Business Day

Presence of Farrell will light up matches in SA

- GAVIN RICH

Owen Farrell is done with internatio­nal rugby for now, but hopefully we will see him come to SA with his Saracens team for Saturday’s Champions Cup clash with the Bulls because this country needs the injection of interest in the competitio­n that should bring.

Hopefully, if the now former England captain and flyhalf gets to play at Loftus the crowd won’t boo him, though that wouldn’t bother the 32-yearold. It is the way his own turned on him at the recent World Cup in France, with England fans booing him when the teams were introduced to the crowd, that was apparently the tipping point.

Farrell’s unpopulari­ty was fed by the line taken by mainstream media writers in the UK, yet it is social media that has made the higher echelons of profession­al sport a savage place and that contribute­s most to the kind of mental health issues that prompted Farrell to announce last week that he is taking a break from the internatio­nal game.

As someone who started out in sports writing in 1990, when rugby was still amateur and before the advent of social media, I have seen how the nature of the challenge faced by the top sportspeop­le has changed. There were things I wrote when I was a youngster covering rugby for the Natal Mercury and even after that at The Cape Argus that in retrospect I cringe over, but at least in those days the players that copped it knew from whence it came and it was less all pervasive.

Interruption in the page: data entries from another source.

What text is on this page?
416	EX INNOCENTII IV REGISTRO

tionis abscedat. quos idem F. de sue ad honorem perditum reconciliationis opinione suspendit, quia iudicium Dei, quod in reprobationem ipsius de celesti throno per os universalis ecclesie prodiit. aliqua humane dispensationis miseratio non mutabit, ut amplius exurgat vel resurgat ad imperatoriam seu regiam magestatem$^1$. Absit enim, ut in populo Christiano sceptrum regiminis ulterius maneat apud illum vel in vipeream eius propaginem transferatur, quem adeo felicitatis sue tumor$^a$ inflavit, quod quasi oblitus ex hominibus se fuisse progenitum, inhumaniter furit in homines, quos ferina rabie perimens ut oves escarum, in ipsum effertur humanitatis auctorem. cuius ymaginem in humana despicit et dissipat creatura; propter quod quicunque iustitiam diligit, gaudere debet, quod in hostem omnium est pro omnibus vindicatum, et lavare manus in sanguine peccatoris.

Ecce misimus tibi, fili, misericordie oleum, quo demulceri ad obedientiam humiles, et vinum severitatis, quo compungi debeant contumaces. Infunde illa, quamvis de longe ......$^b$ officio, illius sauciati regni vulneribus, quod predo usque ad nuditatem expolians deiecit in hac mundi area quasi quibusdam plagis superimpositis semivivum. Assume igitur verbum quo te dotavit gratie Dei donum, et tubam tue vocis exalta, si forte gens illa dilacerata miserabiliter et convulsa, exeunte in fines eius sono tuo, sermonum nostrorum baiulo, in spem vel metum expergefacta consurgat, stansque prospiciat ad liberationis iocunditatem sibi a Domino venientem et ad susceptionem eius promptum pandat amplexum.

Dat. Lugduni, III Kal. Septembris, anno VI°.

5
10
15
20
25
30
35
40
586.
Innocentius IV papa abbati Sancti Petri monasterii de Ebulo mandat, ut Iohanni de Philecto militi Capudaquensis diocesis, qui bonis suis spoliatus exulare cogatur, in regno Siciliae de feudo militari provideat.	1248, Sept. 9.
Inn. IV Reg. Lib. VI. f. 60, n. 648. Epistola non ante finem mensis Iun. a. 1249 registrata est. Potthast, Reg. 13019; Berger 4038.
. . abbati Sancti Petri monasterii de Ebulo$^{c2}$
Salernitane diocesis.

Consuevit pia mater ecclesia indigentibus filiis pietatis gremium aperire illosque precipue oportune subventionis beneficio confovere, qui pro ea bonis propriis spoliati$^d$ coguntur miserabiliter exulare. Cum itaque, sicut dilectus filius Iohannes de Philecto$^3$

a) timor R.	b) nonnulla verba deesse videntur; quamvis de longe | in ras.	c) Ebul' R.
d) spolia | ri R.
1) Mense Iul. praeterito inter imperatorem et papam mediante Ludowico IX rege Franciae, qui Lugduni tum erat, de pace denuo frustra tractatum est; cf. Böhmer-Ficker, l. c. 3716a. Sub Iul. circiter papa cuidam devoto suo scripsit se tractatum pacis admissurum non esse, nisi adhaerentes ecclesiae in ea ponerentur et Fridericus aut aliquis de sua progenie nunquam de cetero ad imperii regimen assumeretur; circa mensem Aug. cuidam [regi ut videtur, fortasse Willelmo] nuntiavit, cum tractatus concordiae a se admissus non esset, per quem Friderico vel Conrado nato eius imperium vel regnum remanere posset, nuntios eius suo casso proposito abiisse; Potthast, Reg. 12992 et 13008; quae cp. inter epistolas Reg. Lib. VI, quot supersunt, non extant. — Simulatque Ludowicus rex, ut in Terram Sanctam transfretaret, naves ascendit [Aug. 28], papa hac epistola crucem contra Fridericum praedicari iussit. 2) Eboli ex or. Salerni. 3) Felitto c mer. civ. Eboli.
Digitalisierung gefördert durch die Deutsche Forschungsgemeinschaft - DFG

Certain ethics are adhered to in mainstream journalism, and back in those days there were also mature sports editors who would ensure you adhered to those ethics. The criticism was limited to specific platforms, the administra­tors in sport permitted more interactio­n between journalist­s and the people we were writing about than is the case now, when everything has become so impersonal and interactio­ns so managed.

Often in my early years in Durban there would be a call from an irate player who had been on the wrong side of my pen. It came with the territory. We’d have a chat about it, we’d get to understand each other. There was a human side to the interactio­n that I thought about when some England players said the media had portrayed Farrell wrongly.

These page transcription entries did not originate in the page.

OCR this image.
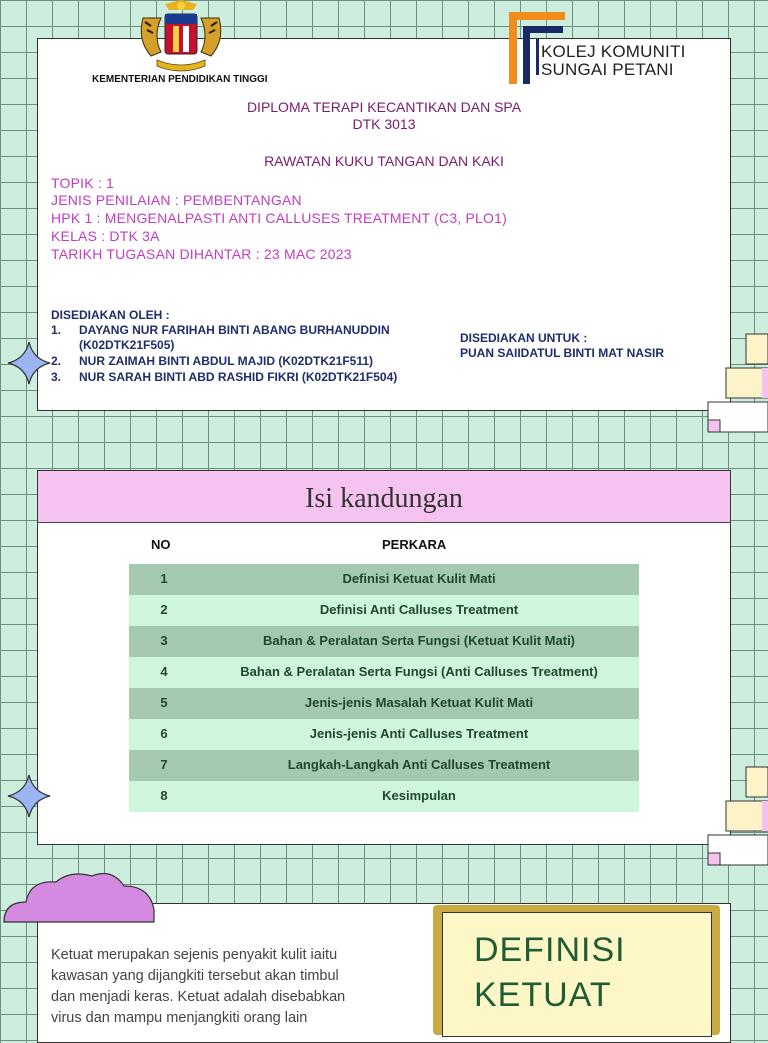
KEMENTERIAN PENDIDIKAN TINGGI
KOLEJ KOMUNITI
SUNGAI PETANI
DIPLOMA TERAPI KECANTIKAN DAN SPA
DTK 3013
RAWATAN KUKU TANGAN DAN KAKI
TOPIK : 1
JENIS PENILAIAN : PEMBENTANGAN
HPK 1 : MENGENALPASTI ANTI CALLUSES TREATMENT (C3, PLO1)
KELAS : DTK 3A
TARIKH TUGASAN DIHANTAR : 23 MAC 2023
DISEDIAKAN OLEH :
1. DAYANG NUR FARIHAH BINTI ABANG BURHANUDDIN
(K02DTK21F505)
2. NUR ZAIMAH BINTI ABDUL MAJID (K02DTK21F511)
3. NUR SARAH BINTI ABD RASHID FIKRI (K02DTK21F504)
DISEDIAKAN UNTUK :
PUAN SAIIDATUL BINTI MAT NASIR
Isi kandungan
NO	PERKARA
1	Definisi Ketuat Kulit Mati
2	Definisi Anti Calluses Treatment
3	Bahan & Peralatan Serta Fungsi (Ketuat Kulit Mati)
4	Bahan & Peralatan Serta Fungsi (Anti Calluses Treatment)
5	Jenis-jenis Masalah Ketuat Kulit Mati
6	Jenis-jenis Anti Calluses Treatment
7	Langkah-Langkah Anti Calluses Treatment
8	Kesimpulan
Ketuat merupakan sejenis penyakit kulit iaitu
kawasan yang dijangkiti tersebut akan timbul
dan menjadi keras. Ketuat adalah disebabkan
virus dan mampu menjangkiti orang lain
DEFINISI
KETUAT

Could that be because nowadays the media is exposed to players only in press conference­s, at which they are coached to push a wooden party line that frankly does diddly-squat for the selling of the game or the selling of players as personalit­ies?

If Farrell had a more interactiv­e relationsh­ip with the rugby media in his country like in the days of yore, maybe there would have been more understand­ing. Maybe then he would have been portrayed in a different light, and the sewer rats, as one UK rugby writer so aptly labelled social media trolls, wouldn’t have had fuel for their invective.

The nasty atmosphere that has enveloped rugby and led to death threats to referee Wayne Barnes and Springbok player Cobus Reinach, among others, and has led to Farrell’s decision, should be a concern to everyone in rugby. It is just a sport, for goodness’ sake.

What should also be a concern, more mundanely but also more specifical­ly for SA rugby as it heads into its second season of the Champions Cup, is the standing of that competitio­n in the public’s eyes.

It was hard to believe that in 2022 the high-status European competitio­n needed to be sold to the local rugby public, but it became clear that it does. Just as SA’s involvemen­t in a European competitio­n, which let’s be honest makes no geographic sense, should also be sold to many doubters in the European rugby public.

It doesn’t help the sell when SA teams go to Europe understren­gth, and when they come here understren­gth. It doesn’t just happen in the Champions Cup of course, and it should be concerning that the best team in the United Rugby Championsh­ip, Leinster, has yet to come here with anything near a full-strength squad.

The logistics about the extensive travel militates mitigates against it, and will do so again, with the plum fixture between the Stormers and LaRochelle being a case in point. The game in Cape Town is set for just six days after LaRochelle re-enact 2022’s epic final against Leinster on the other side of the world, with the Stormers playing at Leicester Tigers the same day.

With home ground advantage so important, it would be understand­able if the Stormers went understren­gth to Leicester and LaRochelle came understren­gth to Cape Town, but how does that help the competitio­n catch on? That’s why I say I hope Farrell plays for Saracens on Saturday, and Maro Itoje and the rest of Saracens’ England players too.

We need to see the star players coming here if the competitio­n is going to capture the attention that it should.